With oil prices unlikely to rise sharply from the current level, the government may fix the subsidy for kerosene in FY17 at Rs 8-9/litre, about 30% lower than Rs 12/litre given in last fiscal, sources told fe.
For domestic LPG subsidy, which is borne entirely by the Centre, the subsidy mechanism has been tweaked to compensate oil marketing companies on an actual basis, compared with a fixed rate earlier.
Both moves are likely to further free the oil firms from any significant burden on account of oil subsidies, increasing the investors’ appetite for stocks of these companies.

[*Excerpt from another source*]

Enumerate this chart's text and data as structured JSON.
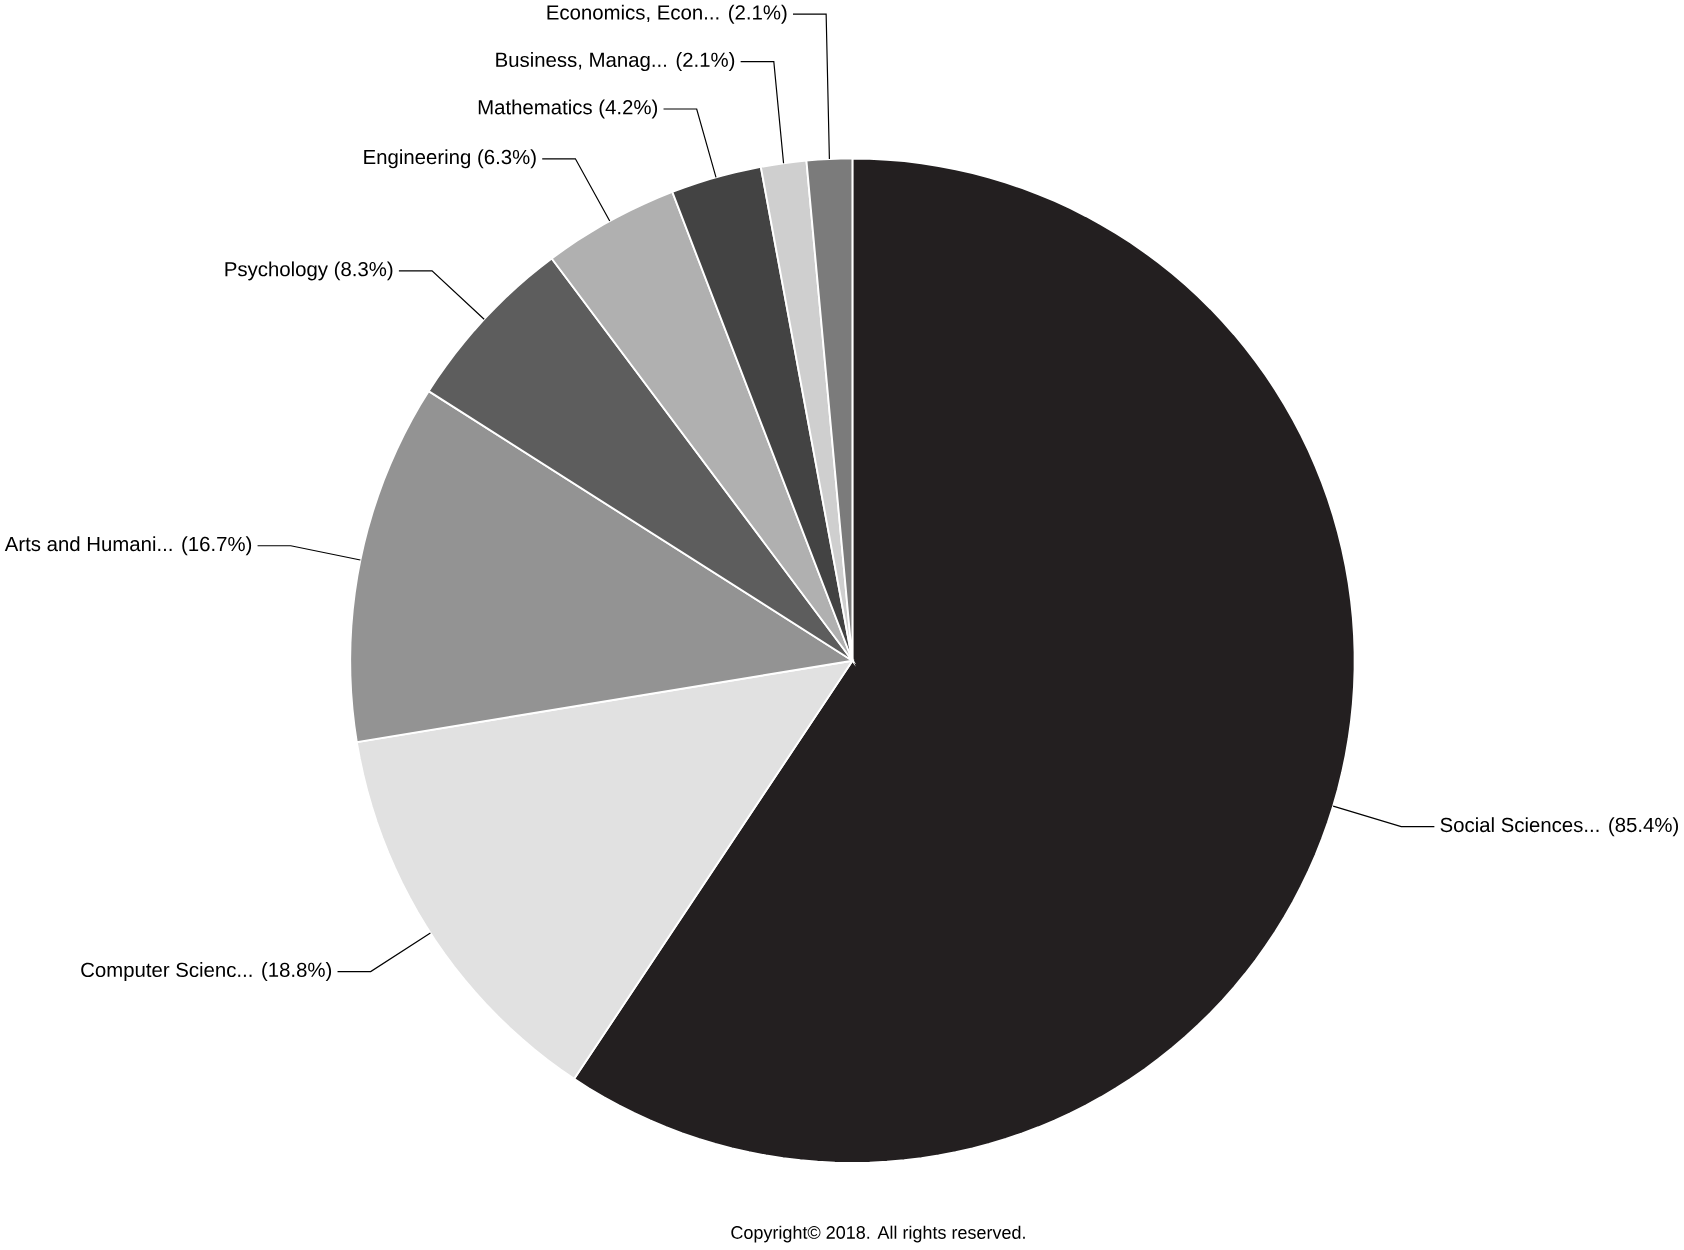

According to a formula adopted for kerosene last year, any under-recovery over and above the government fixed subsidy rate, is compensated by the upstream oil companies ONGC, Oil India and Gail (India). As against Rs 12/litre in FY16, the government subsidy component is likely to be fixed at Rs 8-9 per litre for kerosene in FY17 as crude prices have declined significantly in the past one year, a senior government official said.
Since the under-recoveries in kerosene by OMCs are now about Rs 9/litre, the burden on upstream companies could be reduced significantly if prices remain largely at current levels, officials said. In fact, in the January-March quarter of FY16, upstream companies did not share any subsidy burden as the under-recoveries for kerosene were below Rs 12/litre.
Of the Rs 11,500 crore of under-recovery in kerosene, upstream companies shared only about Rs 2,000 crore and OMCs Rs 300 crore while the government picked up the tab of about Rs 9,000 crore in FY16.
On the other hand, the average under-recovery on domestic LPG declined by about 63% to Rs 11.08/kg in FY16 as against Rs 29.63/kg in FY15 as the the benchmark Brent crude oil price fell nearly 44% to an average of $48.73/barrel in FY16 against $86.6/barrel in FY15.
However, the Centre provided a subsidy of Rs 18/kg for LPG in April-October and Rs 15/kg in November-March despite lower under-recoveries by OMCs, thereby creating a buffer to meet any contingency should the prices go up.
Towards the end of FY16, the government used the buffer of about Rs 8,000-9,000 crore to settle past dues to OMCs. For 2016-17, the OMCs have been given freedom to pay subsidies to consumers up to Rs 15/kg while they would have to get finance ministry nod if it goes beyond Rs 15/kg. “No buffer would be maintained for LPG subsidy this year as oil prices are expected to remain at lower level,” another official said.
Currently, under-recoveries in LPG is around Rs 5/kg, thus giving enough flexibility to OMCs. The subsidy burden on upstream companies has been on a declining trajectory after prices were freed for petrol and diesel while the government absorbed the entire subsidy burden on domestic LPG after implementation of direct benefit transfer (DBT).
The upstream companies’ subsidy burden has declined to a mere Rs 2,000 crore in FY16 from 42,800 crore in FY15. The budget has provided Rs 26,947 crore for fuel subsidy in the current fiscal, which consists of Rs 19, 803 crore for LPG and Rs 7,144 crore for kerosene.
The better transparency and drastic reduction in subsidy burden could improve investors’ appetite for the Oil and Natural Gas Corporation, in which the government plans to sell a portion of its 68.93% stake through an offer for sale.